原田 秀逸
( 鹿児島大学大学院医歯学総合研究科 生体機能制御学講座口腔常態解析学分野)

「発育と老化に伴う味覚の変化」

 哺乳動物では、出生と同時に、それまで臍帯を介して行われていた栄養補給が強制的に断たれ、以後は自らの口を介して栄養を摂取する状態に切り替わる。この出生直後からの栄養摂取のために、新生児(仔)には母親の乳首から母乳あるいはミルクを吸って飲み込む吸啜運動と併せて味を感じる機能が完備しており、生命維持に必須の機能として出生時に直ちに活動を始めることになる。味覚を受容する器官は口腔内に多数分布する味蕾であるが、出生時の味蕾分布を口腔機能に関連づけた研究はほとんどなく、特に軟口蓋に分布する味蕾の出現と成熟についてはほとんど知見がなかった。演者らは、この軟口蓋味蕾に注目して、発育に伴う味蕾分布の変化について組織学、分子生物学、神経生理学、行動学的方法を用いて研究を進めている。
 成熟したヒトを含めた哺乳動物の舌および口腔内の味蕾は、大きく5つの部分、すなわち、舌前部の茸状乳頭、葉状乳頭、有郭乳頭、軟口蓋、および咽喉頭・食道上部に集中して分布している。茸状乳頭味蕾は顔面神経の分枝である鼓索神経、葉状乳頭と有郭乳頭味蕾は舌咽神経、軟口蓋味蕾は顔面神経の分枝である大錐体神経、咽喉頭・食道上部の味蕾は迷走神経の分枝である上喉頭神経が支配している。
  ラット、マーモセット、ヒトの口腔内の味蕾分布および成熟の程度を調べた結果から、出生時の軟口蓋味蕾は他の部位に先駆けて成熟しており、哺乳に軟口蓋味蕾が重要な役割を果たすことが推定される。さらに出生後、授乳期間中に軟口蓋味蕾に続いて舌前部の茸状乳頭味蕾が発達成熟し、有郭乳頭や葉状乳頭の味蕾の発達成熟はそれよりはるかに遅れることが分かった。また、電気生理学的および行動学的研究結果は、軟口蓋味蕾を支配する大錐体神経が甘味物質やアミノ酸などの栄養物の味覚受容に重要な役割を果たしていることを示唆している。一方、ラット授乳期の鼓索神経応答を調べると、部位によって成長と共に特定の味覚刺激に対する感受性が変化することが分かった。

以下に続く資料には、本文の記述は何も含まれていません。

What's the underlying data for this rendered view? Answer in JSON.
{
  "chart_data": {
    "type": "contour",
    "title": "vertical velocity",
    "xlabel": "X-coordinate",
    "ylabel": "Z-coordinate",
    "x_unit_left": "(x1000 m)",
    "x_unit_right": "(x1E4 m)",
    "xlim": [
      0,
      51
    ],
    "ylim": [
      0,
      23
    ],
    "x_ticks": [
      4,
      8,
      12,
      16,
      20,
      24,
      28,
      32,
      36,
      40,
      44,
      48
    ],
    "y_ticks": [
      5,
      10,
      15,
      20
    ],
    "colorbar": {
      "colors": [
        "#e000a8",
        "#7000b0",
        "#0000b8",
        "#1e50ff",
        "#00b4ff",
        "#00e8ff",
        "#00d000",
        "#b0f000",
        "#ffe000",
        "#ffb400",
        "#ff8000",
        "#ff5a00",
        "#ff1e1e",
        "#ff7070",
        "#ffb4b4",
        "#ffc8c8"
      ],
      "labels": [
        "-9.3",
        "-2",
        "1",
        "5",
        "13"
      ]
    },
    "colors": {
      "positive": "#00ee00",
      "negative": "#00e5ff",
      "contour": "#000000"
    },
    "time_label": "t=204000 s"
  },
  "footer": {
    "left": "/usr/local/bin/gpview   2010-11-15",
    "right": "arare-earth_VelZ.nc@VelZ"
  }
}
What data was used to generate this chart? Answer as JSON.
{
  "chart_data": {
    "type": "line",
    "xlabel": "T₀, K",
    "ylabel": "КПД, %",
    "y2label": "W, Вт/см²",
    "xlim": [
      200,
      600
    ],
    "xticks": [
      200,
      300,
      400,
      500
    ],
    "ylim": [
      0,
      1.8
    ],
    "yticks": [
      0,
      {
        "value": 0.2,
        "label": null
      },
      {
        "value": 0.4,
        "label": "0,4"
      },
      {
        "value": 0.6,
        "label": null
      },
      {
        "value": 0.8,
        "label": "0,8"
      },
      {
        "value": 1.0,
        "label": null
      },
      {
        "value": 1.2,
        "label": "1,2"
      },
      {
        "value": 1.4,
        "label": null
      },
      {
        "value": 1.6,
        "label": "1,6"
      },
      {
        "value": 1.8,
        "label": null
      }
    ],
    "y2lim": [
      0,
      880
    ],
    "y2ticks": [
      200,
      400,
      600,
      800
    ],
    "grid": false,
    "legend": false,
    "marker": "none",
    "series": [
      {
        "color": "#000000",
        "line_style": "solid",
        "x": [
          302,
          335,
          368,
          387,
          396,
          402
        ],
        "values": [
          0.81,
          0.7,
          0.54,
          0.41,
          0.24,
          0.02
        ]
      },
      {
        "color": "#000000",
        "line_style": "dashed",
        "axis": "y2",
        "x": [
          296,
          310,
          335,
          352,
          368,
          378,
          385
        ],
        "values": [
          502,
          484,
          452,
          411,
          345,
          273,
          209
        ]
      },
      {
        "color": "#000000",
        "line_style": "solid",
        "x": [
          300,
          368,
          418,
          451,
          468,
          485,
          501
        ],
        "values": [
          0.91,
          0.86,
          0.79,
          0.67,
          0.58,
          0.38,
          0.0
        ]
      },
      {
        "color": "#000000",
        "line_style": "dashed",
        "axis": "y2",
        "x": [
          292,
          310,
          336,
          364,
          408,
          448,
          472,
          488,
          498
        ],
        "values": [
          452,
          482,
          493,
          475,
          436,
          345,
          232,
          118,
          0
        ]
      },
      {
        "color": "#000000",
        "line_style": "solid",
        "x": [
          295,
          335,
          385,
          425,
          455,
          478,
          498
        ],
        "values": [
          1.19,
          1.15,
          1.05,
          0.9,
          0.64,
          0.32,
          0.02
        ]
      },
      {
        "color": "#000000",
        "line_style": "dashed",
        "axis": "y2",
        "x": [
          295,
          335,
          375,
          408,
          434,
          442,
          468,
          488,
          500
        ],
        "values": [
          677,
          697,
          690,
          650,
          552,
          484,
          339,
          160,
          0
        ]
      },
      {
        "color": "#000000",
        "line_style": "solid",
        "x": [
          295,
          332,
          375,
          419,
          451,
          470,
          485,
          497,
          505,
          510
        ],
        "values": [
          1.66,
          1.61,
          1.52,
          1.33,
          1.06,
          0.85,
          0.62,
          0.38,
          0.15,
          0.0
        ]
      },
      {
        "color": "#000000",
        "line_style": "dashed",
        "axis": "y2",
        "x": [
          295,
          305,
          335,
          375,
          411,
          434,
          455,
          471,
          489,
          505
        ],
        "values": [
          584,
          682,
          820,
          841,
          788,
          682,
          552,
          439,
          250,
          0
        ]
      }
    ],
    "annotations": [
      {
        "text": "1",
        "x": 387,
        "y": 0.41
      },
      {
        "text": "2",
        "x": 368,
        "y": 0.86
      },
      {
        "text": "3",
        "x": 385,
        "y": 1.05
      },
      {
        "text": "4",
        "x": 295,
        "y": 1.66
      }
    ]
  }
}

  老化の影響を調べてみると、若齢ラットはうま味物質(MSG, IMP, MSG + IMP)に対して顕著な嗜好性を示すのに対して、老齢ラット(20月齢)はほとんど示さないことが分かった。一方、四基本味および甘味アミノ酸(L-Ala、L-Ser)に対する嗜好性には老化による変化が認められなかった。しかし、うま味を媒介することが明らかになっている大錐体神経および鼓索神経応答を調べると、老化による顕著な変化は認められなかった。従って、このうま味嗜好性の老化に伴う変化は中枢レベルで生じている可能性が示唆される。
  これらの結果をもとに、発育と老化に伴う味覚の変化について議論する。